LS 6.3.2 Updating document with full content from multiple log files

Hi Team,

I have an application that produces lines in a log file with a unique UUID in its file name. When the log file grows to a certain size it gets rolled. The files are not updated after they are rolled. Eg:

UUID_MY_FILE.log.2 => This is the oldest file
UUID_MY_FILE.log.1 => This is the second oldest file
UUID_MY_FILE.log   => This is the newest file with new log lines being written to it.

What I want to do is: as the logs get rolled and new data added, get the combined content of all the log files into a single document (I will generate an identifiable document ID for each document using the log file's UUID).

What would be the best / optimum way to achieve this? I reckoned I'd better ask for advise here first as probably this scenario might have already been covered previously.

But my own approach which I'm in the middle of testing for feasibility is:

  • Use the multline codec in the file input plugin that would just read the whole file:

    start_position        => "beginning"
    
    codec => multiline {
      pattern             => ".*"
      negate              => "true"
      what                => "previous"
    }
    
  • Files are grouped into a single document using the UUID information in the log files' names.
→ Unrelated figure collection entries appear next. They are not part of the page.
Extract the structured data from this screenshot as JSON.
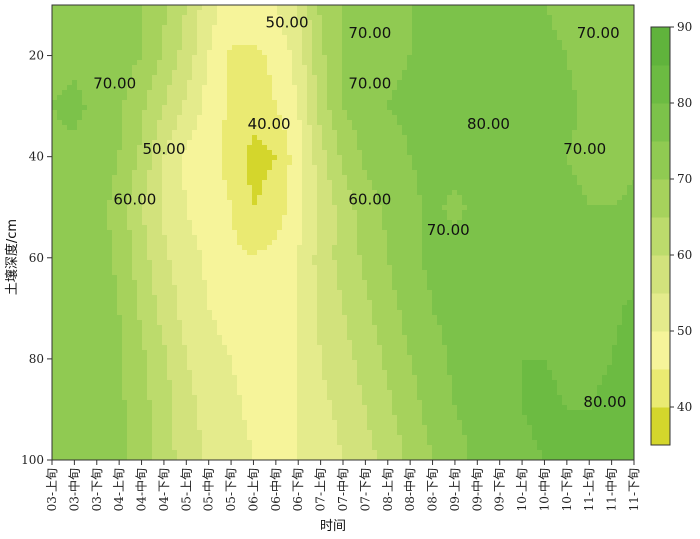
{
  "chart_data": {
    "type": "heatmap",
    "title": "",
    "xlabel": "时间",
    "ylabel": "土壤深度/cm",
    "x_categories": [
      "03-上旬",
      "03-中旬",
      "03-下旬",
      "04-上旬",
      "04-中旬",
      "04-下旬",
      "05-上旬",
      "05-中旬",
      "05-下旬",
      "06-上旬",
      "06-中旬",
      "06-下旬",
      "07-上旬",
      "07-中旬",
      "07-下旬",
      "08-上旬",
      "08-中旬",
      "08-下旬",
      "09-上旬",
      "09-中旬",
      "09-下旬",
      "10-上旬",
      "10-中旬",
      "10-下旬",
      "11-上旬",
      "11-中旬",
      "11-下旬"
    ],
    "y_range": [
      10,
      100
    ],
    "y_ticks": [
      "20",
      "40",
      "60",
      "80",
      "100"
    ],
    "y_ticks_values": [
      20,
      40,
      60,
      80,
      100
    ],
    "colorbar": {
      "range": [
        35,
        90
      ],
      "ticks": [
        "40",
        "50",
        "60",
        "70",
        "80",
        "90"
      ],
      "tick_values": [
        40,
        50,
        60,
        70,
        80,
        90
      ],
      "levels": [
        35,
        40,
        45,
        50,
        55,
        60,
        65,
        70,
        75,
        80,
        85,
        90
      ],
      "colors": [
        "#d4d62c",
        "#eaea72",
        "#f6f49a",
        "#e4eb8c",
        "#d2e27c",
        "#bcdb6c",
        "#a6d25c",
        "#90ca52",
        "#7cc24a",
        "#6cbb42",
        "#60b33c"
      ]
    },
    "depths": [
      10,
      20,
      30,
      40,
      50,
      60,
      70,
      80,
      90,
      100
    ],
    "values": [
      [
        74,
        74,
        73,
        72,
        70,
        66,
        60,
        52,
        48,
        48,
        50,
        56,
        66,
        70,
        72,
        74,
        75,
        75,
        76,
        76,
        76,
        76,
        75,
        74,
        72,
        72,
        74
      ],
      [
        74,
        74,
        73,
        72,
        70,
        64,
        58,
        50,
        44,
        44,
        46,
        52,
        64,
        70,
        72,
        74,
        75,
        76,
        77,
        77,
        77,
        77,
        76,
        75,
        73,
        72,
        73
      ],
      [
        75,
        76,
        74,
        71,
        66,
        60,
        54,
        48,
        44,
        43,
        45,
        50,
        62,
        70,
        73,
        75,
        76,
        77,
        78,
        79,
        79,
        80,
        78,
        76,
        74,
        73,
        74
      ],
      [
        74,
        74,
        73,
        70,
        64,
        55,
        49,
        46,
        44,
        38,
        40,
        48,
        58,
        66,
        71,
        73,
        75,
        76,
        77,
        78,
        78,
        78,
        77,
        75,
        74,
        73,
        74
      ],
      [
        73,
        73,
        72,
        68,
        60,
        54,
        50,
        47,
        45,
        40,
        42,
        48,
        56,
        62,
        68,
        71,
        74,
        76,
        74,
        76,
        77,
        77,
        77,
        76,
        75,
        75,
        76
      ],
      [
        73,
        73,
        72,
        69,
        62,
        56,
        52,
        49,
        46,
        45,
        47,
        50,
        57,
        62,
        66,
        70,
        74,
        76,
        77,
        77,
        77,
        78,
        78,
        77,
        76,
        76,
        78
      ],
      [
        74,
        74,
        73,
        70,
        64,
        58,
        53,
        50,
        48,
        47,
        47,
        50,
        56,
        60,
        64,
        68,
        72,
        75,
        77,
        78,
        79,
        79,
        79,
        78,
        78,
        79,
        81
      ],
      [
        74,
        74,
        73,
        71,
        66,
        61,
        55,
        52,
        50,
        48,
        47,
        50,
        55,
        58,
        62,
        66,
        70,
        73,
        76,
        78,
        79,
        80,
        80,
        79,
        79,
        80,
        82
      ],
      [
        74,
        74,
        73,
        71,
        67,
        62,
        57,
        53,
        51,
        49,
        48,
        50,
        54,
        56,
        60,
        64,
        68,
        72,
        75,
        77,
        79,
        80,
        81,
        80,
        80,
        81,
        83
      ],
      [
        74,
        74,
        73,
        71,
        67,
        62,
        58,
        54,
        52,
        50,
        49,
        50,
        53,
        55,
        58,
        62,
        66,
        70,
        73,
        76,
        78,
        79,
        80,
        80,
        80,
        81,
        83
      ]
    ],
    "contour_labels": [
      {
        "text": "50.00",
        "x": 10.5,
        "y": 13.5
      },
      {
        "text": "70.00",
        "x": 14.2,
        "y": 15.5
      },
      {
        "text": "70.00",
        "x": 24.4,
        "y": 15.5
      },
      {
        "text": "70.00",
        "x": 2.8,
        "y": 25.5
      },
      {
        "text": "70.00",
        "x": 14.2,
        "y": 25.5
      },
      {
        "text": "40.00",
        "x": 9.7,
        "y": 33.5
      },
      {
        "text": "80.00",
        "x": 19.5,
        "y": 33.5
      },
      {
        "text": "50.00",
        "x": 5.0,
        "y": 38.5
      },
      {
        "text": "70.00",
        "x": 23.8,
        "y": 38.5
      },
      {
        "text": "60.00",
        "x": 3.7,
        "y": 48.5
      },
      {
        "text": "60.00",
        "x": 14.2,
        "y": 48.5
      },
      {
        "text": "70.00",
        "x": 17.7,
        "y": 54.5
      },
      {
        "text": "80.00",
        "x": 24.7,
        "y": 88.5
      }
    ]
  }
}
  • Then use upsert for updating the existing doc.

Thanks for your help,

Putting the whole logfile into a single document sounds like a really bad idea. Why would you want to do that? How big are the files?

Sorry, I should have mentioned, the files are not big, each file might have a few hundred lines totaling a few hundred KB in size. I would definitely not do this if the files were huge :grin:.

The reason why I would like to do this is mainly because of how the app behaves and how users would like to see the data.

In summary, app generates / executes some "events", for each event the small amount of logs will be stored in a group of files as described above (identified by some UUID in the log files' names). So for clarity and ease of use purposes, we just want to put the logs of each event (which just happens to be residing in multiple files) into a single document.

Okay, I see. That's going to be tricky. The approach you're attempting sounds reasonable.

So for clarity and ease of use purposes

Could you elaborate on this?

I originally proposed to just tail the log files normally and send the logs line by line, i.e. have one document per log line but was rejected :sob: because there would be an un-ideal number of documents showing on Kibana for each of our app's event.

The preference is to have one document per app event - which would make it clearer when looking on Kibana. So you click expand a document and you see all the logs related to that particular event generated by the app.

I managed to figure this out with the help of other contributors from this thread: https://discuss.elastic.co/t/ls-6-3-2-appending-data-to-a-field-of-an-existing-document/

This is the input part and the filter and output parts are in the above thread:

input {
  file {
    sincedb_path          => "some_path"
    path                  => "some_log_path"
    type                  => "some_type"
    start_position        => "beginning"
    codec => multiline {
      pattern             => ".*"
      what                => "previous"
      max_lines           => 20000
    }
  }
}

However though, before we get too excited, I can see the order of the events sometimes does not follow the right chronological order which I think is because Elasticsearch persists things asynchronously so when Logstash does the Elasticsearch query some newer log events get returned before the old log events then in the updated "message" field log lines will appear in the wrong chronological order.

This topic was automatically closed 28 days after the last reply. New replies are no longer allowed.